Substrate node and data sink related config lives in the .env
file.
Motivation
Ideally, we should avoid running iterators and loops on the on-chain data stored in a blockchain runtime or smart contract. The chain should store the minimum amount of data which is needed for conflict resolution. Everything else can and should be stored off-chain with it's hash on the chain. In cases where on-chain data is stored in collections (maps) and needs to be shown on a UI, an event based approach can be used to build an off-chain storage which can be queried directly from the UI.

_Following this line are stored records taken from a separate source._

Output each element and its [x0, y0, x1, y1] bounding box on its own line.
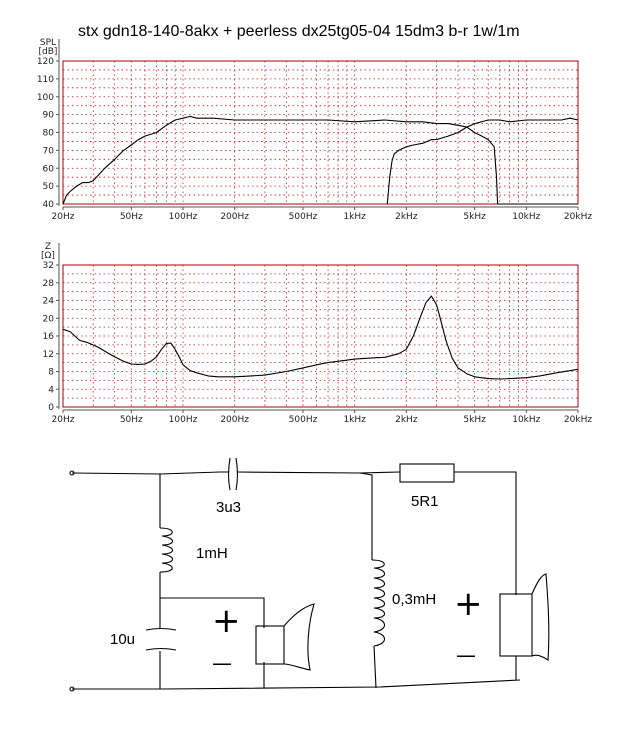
label-cap-tweeter: 3u3	[216, 499, 242, 516]
spl-chart	[37, 38, 593, 222]
y-tick-label: 90	[42, 110, 54, 121]
y-tick-label: 16	[42, 332, 54, 342]
x-tick-label: 10kHz	[512, 415, 541, 425]
y-axis-unit: [dB]	[38, 47, 58, 57]
tweeter-minus-sign: —	[456, 643, 476, 667]
y-tick-label: 28	[42, 278, 54, 289]
input-wire-top	[72, 472, 220, 474]
figure-title: stx gdn18-140-8akx + peerless dx25tg05-04 15dm3 b-r 1w/1m	[78, 23, 520, 40]
tweeter-polarity	[454, 584, 483, 667]
x-tick-label: 50Hz	[119, 415, 143, 425]
impedance-chart	[41, 242, 592, 425]
series-line	[63, 296, 578, 379]
x-tick-label: 20Hz	[51, 415, 75, 425]
capacitor-10u	[146, 590, 176, 689]
x-tick-label: 100Hz	[168, 212, 198, 222]
x-tick-label: 5kHz	[463, 415, 486, 425]
x-tick-label: 500Hz	[288, 212, 318, 222]
label-ind-woofer: 1mH	[196, 545, 228, 562]
x-tick-label: 2kHz	[395, 415, 418, 425]
y-tick-label: 32	[42, 261, 54, 271]
y-tick-label: 120	[36, 57, 54, 67]
inductor-1mh	[160, 474, 173, 590]
x-tick-label: 10kHz	[512, 212, 541, 222]
x-tick-label: 20kHz	[563, 415, 593, 425]
x-tick-label: 20kHz	[563, 212, 593, 222]
y-tick-label: 60	[42, 164, 54, 175]
x-tick-label: 1kHz	[343, 212, 366, 222]
series-line	[63, 116, 578, 204]
y-axis-unit: [Ω]	[41, 251, 55, 261]
label-resistor: 5R1	[411, 493, 439, 510]
y-tick-label: 40	[42, 200, 54, 210]
y-tick-label: 20	[42, 314, 54, 325]
y-tick-label: 12	[42, 349, 54, 360]
x-tick-label: 200Hz	[220, 415, 250, 425]
y-tick-label: 110	[36, 74, 54, 85]
y-tick-label: 80	[42, 128, 54, 139]
label-cap-woofer: 10u	[110, 631, 136, 648]
x-tick-label: 200Hz	[220, 212, 250, 222]
label-ind-tweeter: 0,3mH	[392, 591, 437, 608]
y-axis-label: Z	[44, 242, 52, 252]
woofer-minus-sign: —	[212, 651, 232, 675]
y-tick-label: 50	[42, 182, 54, 193]
x-tick-label: 1kHz	[343, 415, 366, 425]
woofer-driver	[256, 604, 314, 670]
tweeter-plus-sign: +	[454, 584, 483, 624]
crossover-schematic	[70, 458, 549, 691]
y-tick-label: 8	[48, 367, 54, 378]
y-tick-label: 24	[42, 296, 54, 307]
y-axis-label: SPL	[39, 38, 57, 48]
woofer-polarity	[212, 601, 241, 675]
series-line	[387, 118, 578, 204]
x-tick-label: 2kHz	[395, 212, 418, 222]
y-tick-label: 100	[36, 92, 54, 103]
capacitor-3u3	[220, 458, 360, 490]
x-tick-label: 500Hz	[288, 415, 318, 425]
y-tick-label: 70	[42, 146, 54, 157]
y-tick-label: 0	[48, 403, 54, 413]
woofer-plus-sign: +	[212, 601, 241, 641]
inductor-0-3mh	[360, 473, 385, 688]
horizontal-grid	[63, 70, 578, 195]
y-tick-label: 4	[48, 385, 54, 396]
x-tick-label: 5kHz	[463, 212, 486, 222]
x-tick-label: 50Hz	[119, 212, 143, 222]
tweeter-driver	[500, 574, 549, 680]
x-tick-label: 20Hz	[51, 212, 75, 222]
input-wire-bottom	[72, 680, 520, 689]
x-tick-label: 100Hz	[168, 415, 198, 425]
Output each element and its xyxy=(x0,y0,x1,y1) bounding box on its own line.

This app listens to all Substrate runtime events using the web-socket connection, parses each event based on (extensible) custom rules and then stores the processed event data in one or more data stores. This off-chain storage can then be used for data analysis, querying, showing it on the UI, etc.
Event Subscription
This application uses the Polkadot JS API javascript client library to subscribe to Substrate events. If the Substrate runtime your are connecting to uses custom types, please make sure that your have made corresponding changes to the API server.js file.
Usage
- Clone this repository.
- Make sure your Substrate node and MongoDB is running. Update the
.env
file with the server and ports, if needed. - Set event section filters (comma separated list of module names, no spaces) in the
.env
file to process filtered events.
For example, to select all events,
SUBSTRATE_EVENT_SECTIONS=all
and to select events only from balances
,assets
,token
modules,
SUBSTRATE_EVENT_SECTIONS=balances,assets,token
- Install packages and start the listener.
npm install
npm start
Sample output
Once the application is setup and running properly, the terminal will log all events inserted into the data store.
$ npm start
> [email protected] start /home/gd/code/events-listener
> node server.js
mongodb://127.0.0.1:27017/substrate_events
Connected to MongoDB server mongodb://127.0.0.1:27017/substrate_events
Event Received: 1563368885598: {"section":"system","method":"ExtrinsicSuccess","meta":"[ An extrinsic completed successfully.]","data":"[]"}
Event Received: 1563368890319: {"section":"system","method":"ExtrinsicSuccess","meta":"[ An extrinsic completed successfully.]","data":"[]"}
Event Received: 1563368900308: {"section":"system","method":"ExtrinsicSuccess","meta":"[ An extrinsic completed successfully.]","data":"[]"}
...
...
...
Add new data stores
To use a new data store with the listener,
- Create the storage client in the
adaptors
dir (similar to existing mongo client). - Add the connection config in
.env
and use it in the js client. - Import the new js client in
dataService.js
. - Use init() for initializing the client - connection, priming, etc.
- Use insert() for (of course) inserting substrate events data.
Note
When using this approach of maintaining an off-chain store, there could be sync issues because of network partitions or temporary forks on the chain.
To get a better idea of sync status between the on-chain and off-chain stores, the off chain store could be extended to also maintain the latest block number. When querying from the off-chain store, the block numbers in both places (on-chain and off-chain) could be compared to ensure that the data in the off-chain store is not stale. (This part is not implemented in this sample.)
The off-chain storage approach presented here should not be used as-is in a production application. Solutions for corrective measures (for bringing the stores in sync) should be defined in the context of the use-case, before implementing this approach.
Disclaimer
This app is not for production usage. It is mainly built to suggest an event based pattern for priming an off-chain storage. Please feel free to extend and use as needed.